In der Zeit der Türkenkriege war Fonyód neben vielen anderen Orten ein Kriegsschauplatz und gelangte durch den Burghauptmann Bálint Polonai Magyar zu Ruhm.
Zu dessen Ehren werden noch heute jedes Jahr auf dem Burggelände Festspiele abgehalten.

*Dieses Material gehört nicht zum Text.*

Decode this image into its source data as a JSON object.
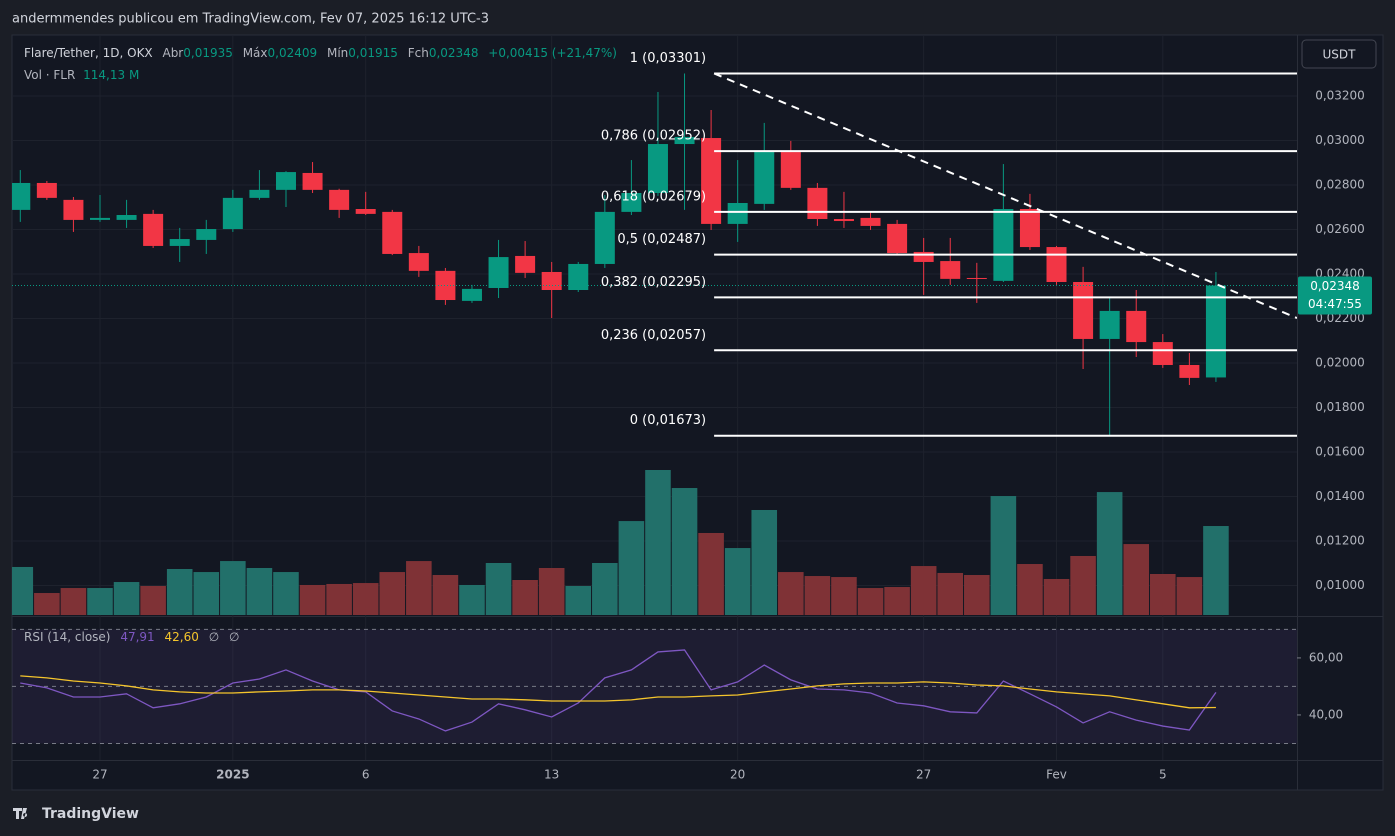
{
  "header": {
    "publisher": "andermmendes publicou em TradingView.com, Fev 07, 2025 16:12 UTC-3"
  },
  "chart_data": [
    {
      "type": "candlestick",
      "title": "Flare/Tether, 1D, OKX",
      "legend": {
        "open_label": "Abr",
        "high_label": "Máx",
        "low_label": "Mín",
        "close_label": "Fch",
        "change": "+0,00415 (+21,47%)"
      },
      "ohlc_labels": [
        "0,01935",
        "0,02409",
        "0,01915",
        "0,02348"
      ],
      "currency": "USDT",
      "categories": [
        null,
        null,
        null,
        "27",
        null,
        null,
        null,
        null,
        "2025",
        null,
        null,
        null,
        null,
        "6",
        null,
        null,
        null,
        null,
        null,
        null,
        "13",
        null,
        null,
        null,
        null,
        null,
        null,
        "20",
        null,
        null,
        null,
        null,
        null,
        null,
        "27",
        null,
        null,
        null,
        null,
        "Fev",
        null,
        null,
        null,
        "5",
        null,
        null
      ],
      "open": [
        0.02688,
        0.02809,
        0.02733,
        0.02643,
        0.02643,
        0.0267,
        0.02526,
        0.02553,
        0.02602,
        0.02742,
        0.02778,
        0.02854,
        0.02778,
        0.02692,
        0.02679,
        0.02494,
        0.02414,
        0.02279,
        0.02337,
        0.02481,
        0.02409,
        0.02328,
        0.02445,
        0.02679,
        0.02764,
        0.02984,
        0.03011,
        0.02625,
        0.02715,
        0.02948,
        0.02787,
        0.02647,
        0.02652,
        0.02625,
        0.02499,
        0.02458,
        0.02382,
        0.02369,
        0.02692,
        0.02521,
        0.02364,
        0.02108,
        0.02234,
        0.02094,
        0.01991,
        0.01935
      ],
      "high": [
        0.02867,
        0.02818,
        0.02746,
        0.02755,
        0.02733,
        0.02688,
        0.02607,
        0.02643,
        0.02778,
        0.02867,
        0.02862,
        0.02903,
        0.02783,
        0.02769,
        0.02688,
        0.02526,
        0.02427,
        0.02351,
        0.02553,
        0.02548,
        0.02454,
        0.02454,
        0.02755,
        0.02912,
        0.03218,
        0.03301,
        0.03137,
        0.02912,
        0.03079,
        0.02998,
        0.02809,
        0.02769,
        0.02679,
        0.02643,
        0.02562,
        0.02562,
        0.0245,
        0.02894,
        0.0276,
        0.02526,
        0.02432,
        0.02292,
        0.02328,
        0.0213,
        0.02045,
        0.02409
      ],
      "low": [
        0.02634,
        0.02733,
        0.02589,
        0.02634,
        0.02607,
        0.02517,
        0.02454,
        0.0249,
        0.02589,
        0.02733,
        0.02701,
        0.02764,
        0.02652,
        0.02665,
        0.02485,
        0.02387,
        0.02261,
        0.0227,
        0.02292,
        0.02382,
        0.02202,
        0.02319,
        0.02427,
        0.02665,
        0.02751,
        0.02688,
        0.02598,
        0.02544,
        0.02688,
        0.02778,
        0.02616,
        0.02607,
        0.02598,
        0.02485,
        0.02306,
        0.02351,
        0.0227,
        0.02364,
        0.02508,
        0.02351,
        0.01973,
        0.01673,
        0.02027,
        0.01978,
        0.01901,
        0.01915
      ],
      "close": [
        0.02809,
        0.02742,
        0.02643,
        0.02652,
        0.02665,
        0.02526,
        0.02557,
        0.02602,
        0.02742,
        0.02778,
        0.02858,
        0.02778,
        0.02688,
        0.0267,
        0.0249,
        0.02414,
        0.02283,
        0.02333,
        0.02476,
        0.02405,
        0.02328,
        0.02445,
        0.02679,
        0.02764,
        0.02984,
        0.03016,
        0.02625,
        0.02719,
        0.02953,
        0.02787,
        0.02647,
        0.02638,
        0.02616,
        0.02494,
        0.02454,
        0.02378,
        0.02378,
        0.02692,
        0.02521,
        0.02364,
        0.02108,
        0.02234,
        0.02094,
        0.01991,
        0.01933,
        0.02348
      ],
      "up_color": "#089981",
      "down_color": "#f23645",
      "ylim": [
        0.008674,
        0.03474
      ],
      "yticks": [
        {
          "value": 0.01,
          "label": "0,01000"
        },
        {
          "value": 0.012,
          "label": "0,01200"
        },
        {
          "value": 0.014,
          "label": "0,01400"
        },
        {
          "value": 0.016,
          "label": "0,01600"
        },
        {
          "value": 0.018,
          "label": "0,01800"
        },
        {
          "value": 0.02,
          "label": "0,02000"
        },
        {
          "value": 0.022,
          "label": "0,02200"
        },
        {
          "value": 0.024,
          "label": "0,02400"
        },
        {
          "value": 0.026,
          "label": "0,02600"
        },
        {
          "value": 0.028,
          "label": "0,02800"
        },
        {
          "value": 0.03,
          "label": "0,03000"
        },
        {
          "value": 0.032,
          "label": "0,03200"
        }
      ],
      "grid": true,
      "fib_levels": [
        {
          "value": 0.03301,
          "label": "1 (0,03301)"
        },
        {
          "value": 0.02952,
          "label": "0,786 (0,02952)"
        },
        {
          "value": 0.02679,
          "label": "0,618 (0,02679)"
        },
        {
          "value": 0.02487,
          "label": "0,5 (0,02487)"
        },
        {
          "value": 0.02295,
          "label": "0,382 (0,02295)"
        },
        {
          "value": 0.02057,
          "label": "0,236 (0,02057)"
        },
        {
          "value": 0.01673,
          "label": "0 (0,01673)"
        }
      ],
      "trendline": [
        0.03301,
        0.02202
      ],
      "last_price_label": {
        "value": 0.02348,
        "label": "0,02348"
      },
      "countdown": "04:47:55"
    },
    {
      "type": "bar",
      "title": "Vol · FLR",
      "last_value_label": "114,13 M",
      "values": [
        61.6,
        28.2,
        34.6,
        34.6,
        42.3,
        37.2,
        59.0,
        55.1,
        69.2,
        60.3,
        55.1,
        38.5,
        39.8,
        41.0,
        55.1,
        69.2,
        51.3,
        38.5,
        66.7,
        44.9,
        60.3,
        37.2,
        66.7,
        120.5,
        186.0,
        162.9,
        105.2,
        85.9,
        134.7,
        55.1,
        50.0,
        48.7,
        34.6,
        35.9,
        62.8,
        53.9,
        51.3,
        152.6,
        65.4,
        46.2,
        75.7,
        157.7,
        91.0,
        52.6,
        48.7,
        114.13
      ],
      "up_color": "#22706a",
      "down_color": "#7f3236"
    },
    {
      "type": "line",
      "title": "RSI (14, close)",
      "na_labels": [
        "∅",
        "∅"
      ],
      "series": [
        {
          "color": "#7e57c2",
          "value_label": "47,91",
          "values": [
            51.2,
            49.5,
            46.3,
            46.3,
            47.4,
            42.5,
            43.9,
            46.3,
            51.2,
            52.6,
            55.8,
            51.9,
            48.8,
            48.1,
            41.4,
            38.6,
            34.4,
            37.5,
            43.9,
            41.8,
            39.3,
            44.2,
            53.0,
            55.8,
            62.1,
            62.8,
            48.8,
            51.6,
            57.5,
            52.3,
            49.1,
            48.8,
            47.7,
            44.2,
            43.2,
            41.1,
            40.7,
            51.9,
            47.4,
            42.8,
            37.2,
            41.1,
            38.2,
            36.1,
            34.7,
            47.91
          ]
        },
        {
          "color": "#f5c52c",
          "value_label": "42,60",
          "values": [
            53.7,
            53.0,
            51.9,
            51.2,
            50.2,
            48.8,
            48.1,
            47.7,
            47.7,
            48.1,
            48.4,
            48.8,
            48.8,
            48.4,
            47.7,
            47.0,
            46.3,
            45.6,
            45.6,
            45.3,
            44.9,
            44.9,
            44.9,
            45.3,
            46.3,
            46.3,
            46.7,
            47.0,
            48.1,
            49.1,
            50.2,
            50.9,
            51.2,
            51.2,
            51.6,
            51.2,
            50.5,
            50.2,
            49.1,
            48.1,
            47.4,
            46.7,
            45.3,
            43.9,
            42.5,
            42.6
          ]
        }
      ],
      "band_levels": [
        30,
        50,
        70
      ],
      "ylim": [
        24.2,
        73.3
      ],
      "yticks": [
        {
          "value": 40,
          "label": "40,00"
        },
        {
          "value": 60,
          "label": "60,00"
        }
      ]
    }
  ],
  "footer": {
    "brand": "TradingView"
  }
}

Der Hafen wurde zum zweitgrößten Hafen am Balaton ausgebaut, die Mole hat heute eine Länge von 462 Metern.
Die Stadt besteht aus drei Ortsteilen: dem Kern Fonyód, dem Quartier Fonyódliget und dem Stadtteil Bélatelep.
Der Wochen Markt ist auch bekannt als "Pullover-Markt". Hier kann man neben Obst, Gemüse und anderen Lebensmitteln auch kunsthandwerkliche Gegenstände und Textilien kaufen. Ein Besuch lohnt sich immer !
Ein Paradies für Angler...Zum angeln bietet das Gebiet rund um Fonyod unzählige Möglichkeiten. Ausnahme ist die Schonzeit von Mitte April bis Mitte Mai. Die Fischerei hat hier eine über 2000 Jahre alte Tradition. Die Fischbestände setzen sich hauptsächlich zusammen aus Aal, Amur, Blei, Güster, Hecht, Karausche, Karpfen, Schleie, Wels und vor allem dem Balaton-Zander, der nur hier vorkommt. Der Zander gilt auch als der "König des Balatons". Insgesamt leben 50 Fischarten im Plattensee, wobei rund15 Arten von Berufs- und Hobbyfischern gefangen werden.